(2 of 4)
But the most technological entertainment medium in history is movies, as anybody can surmise from seeing the small army of technicians on a sound stage or location. Technology gave the silents a voice in 1927 (though some of the great silent performers, such as Charlie Chaplin, took their time about speaking), but more important, it enabled film to refine its unique visual language.
What created the movies' vivid, fluent brand of illusionism--besides the talents of great filmmakers, of course--was the development of more mobile cameras, more expressive lighting, more sophisticated editing and, above all, more ingenious special effects that could bring to life prehistoric worlds of dinosaurs and future worlds of space travel. And let's not forget animated films, perhaps the purest cinema of all, in which technology allows the creation of an entire visual world unimpeded by such tiresome exigencies of the real world as sets, props and actors.
New technologies meant new audiences--and new relationships between artists and audiences. Movies were the century's first mass medium after print. But although millions of viewers could have the same experience at the movies, they experienced it a few hundred at a time, in individual theaters. Radio was the first entertainment medium to enable a mass audience to have the same experience instantaneously and simultaneously. Even more than movies, radio gave audiences an intensely communal feeling, a sense of being part of something national, as well as a special intimacy with its stars.
TV upped the ante by being as immediate as radio and as visual as the movies. Indeed, TV's mesmerizing hold is something unprecedented. A major TV event is overwhelmingly a shared national experience, and a TV star is a celebrity of a new order. When Lucy Ricardo has a baby, when Seinfeld goes off the air, it's not something that's happening out there--it's an event in our homes and in our lives.
And this is to say nothing of TV's power to bring us real-life events: a moon walk or the Olympics, an uprising in Tiananmen Square or Princess Diana's funeral. We conduct not only a lot of our fantasy lives on TV but also our political campaigns (and sometimes it's hard to tell which is which). From the Persian Gulf in 1991, we learned that global TV can even be a means of waging war.

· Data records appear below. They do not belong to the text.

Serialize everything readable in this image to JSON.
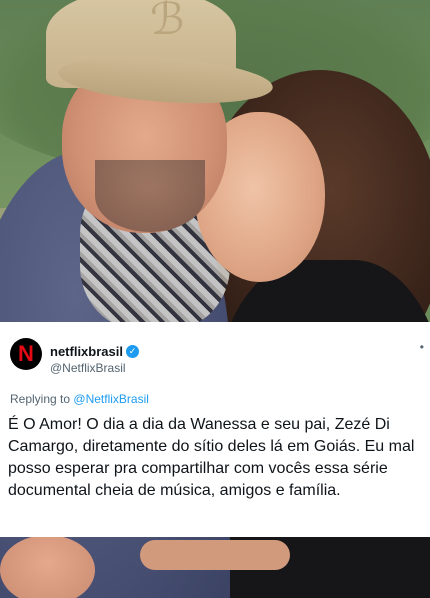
{
  "tweet": {
    "display_name": "netflixbrasil",
    "handle": "@NetflixBrasil",
    "avatar_letter": "N",
    "verified_icon": "✓",
    "more_icon": "•",
    "reply_prefix": "Replying to",
    "reply_to": "@NetflixBrasil",
    "text": "É O Amor! O dia a dia da Wanessa e seu pai, Zezé Di Camargo, diretamente do sítio deles lá em Goiás. Eu mal posso esperar pra compartilhar com vocês essa série documental cheia de música, amigos e família."
  },
  "photo": {
    "cap_logo": "ℬ"
  },
  "colors": {
    "accent_blue": "#1d9bf0",
    "netflix_red": "#e50914",
    "text_primary": "#0f1419",
    "text_secondary": "#536471"
  }
}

The first two assumptions made about the advent of TV were dead wrong: that it would bury radio and that it would be a threat to movies. From the start, TV has provided a generous showcase for other arts--radio performances and movies included. Millions of people who, in earlier centuries or even earlier decades of this century, would never have seen world-class ballets, operas, concerts or museum works of art have seen them on TV. Not quite the same as live, perhaps, but considerably better than nothing.